Relative to the past, bond spreads today are much closer to the bottom of their long-term range (i.e. expensive) compared to ERP, which is closer to the top of its range (cheap).

In fact, it is probably better to own risk-free government bonds than corporate bonds right now given how low the spread has become.

Equities on the other hand remain extremely attractive, as ERP continues to present a compelling value proposition relative to the past.


3.  Damodaran’s ERP: Make sure you are calculating it correctly because stocks are a buy!

Some investors would still argue that stocks are expensive.

They use a common methodology to calculate ERP where you simply take the current earnings yield on the S&P 500 and deduct the 10-year treasury yield.

In today’s market, you end up with an ERP of ~1.5%.

But this method fails to capture the fact that corporate earnings grow over time and exist into perpetuity. Whereas bond coupons are fixed and mature on a specific date and value (par) in the future.

The danger is that, if you simply take the current earnings yield on the S&P 500 and deduct the 10-year treasury yield, you may just capture a cyclical trough in earnings and underestimate growth and terminal value appreciation in your earnings yield estimate and hence ERP.
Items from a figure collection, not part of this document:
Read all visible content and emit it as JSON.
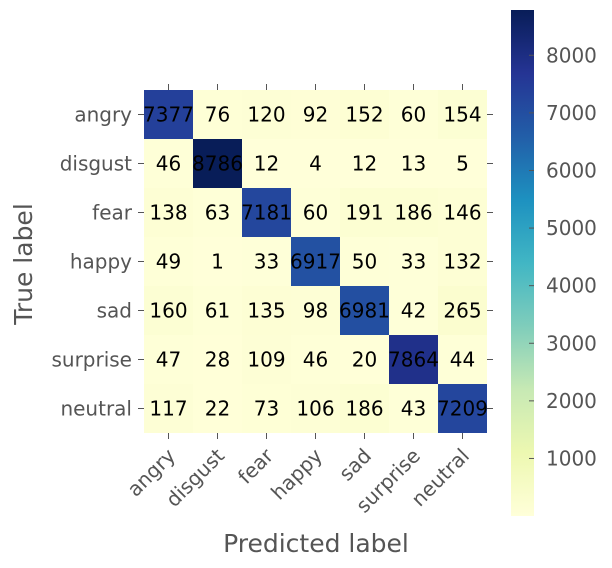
{
  "chart_data": {
    "type": "heatmap",
    "title": "",
    "xlabel": "Predicted label",
    "ylabel": "True label",
    "x_categories": [
      "angry",
      "disgust",
      "fear",
      "happy",
      "sad",
      "surprise",
      "neutral"
    ],
    "y_categories": [
      "angry",
      "disgust",
      "fear",
      "happy",
      "sad",
      "surprise",
      "neutral"
    ],
    "values": [
      [
        7377,
        76,
        120,
        92,
        152,
        60,
        154
      ],
      [
        46,
        8786,
        12,
        4,
        12,
        13,
        5
      ],
      [
        138,
        63,
        7181,
        60,
        191,
        186,
        146
      ],
      [
        49,
        1,
        33,
        6917,
        50,
        33,
        132
      ],
      [
        160,
        61,
        135,
        98,
        6981,
        42,
        265
      ],
      [
        47,
        28,
        109,
        46,
        20,
        7864,
        44
      ],
      [
        117,
        22,
        73,
        106,
        186,
        43,
        7209
      ]
    ],
    "colormap": "YlGnBu",
    "colormap_stops": [
      "#ffffd9",
      "#edf8b1",
      "#c7e9b4",
      "#7fcdbb",
      "#41b6c4",
      "#1d91c0",
      "#225ea8",
      "#253494",
      "#081d58"
    ],
    "color_range": [
      1,
      8786
    ],
    "colorbar_ticks": [
      1000,
      2000,
      3000,
      4000,
      5000,
      6000,
      7000,
      8000
    ],
    "colorbar_tick_labels": [
      "1000",
      "2000",
      "3000",
      "4000",
      "5000",
      "6000",
      "7000",
      "8000"
    ]
  }
}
To overcome this problem, a renowned professor of Finance at NYU, Aswath Damodaran, has created a far more rigorous and accurate methodology for estimating ERP.

Damodaran publishes the monthly ERP implied by the S&P 500 based on a 5-year DCF (discounted cash flow), consensus earnings estimates and U.S. treasury yields (we have utilized professor Damodaran’s work in all of the charts presented above).

Damodaran currently calculates ERP at ~5.5% which is nearly four times what the widely used shortcut method for ERP delivers (i.e. you end up with an ERP of ~1.5% by cutting the corner).

The simple, shortcut methodology which is broadly referenced, may ultimately lead an investor to do the exact opposite of what would deliver a profit maximising return on investment.

In other words, the prevailing doctrine is exactly wrong as it screams at an investor to sell … rather than buy.


Run your own race and don’t get distracted by the crowd

Having a clear perspective around ERP, bond spreads and correctly measuring them is fundamental to making a good investment. The prevailing doctrine around ERP is highly imprecise and some of the loudest voices in the market are bellowing that stocks are expensive, whereas Montaka’s assessment says the opposite is true. We know one thing for sure – we will run our own race and let logic lead the way.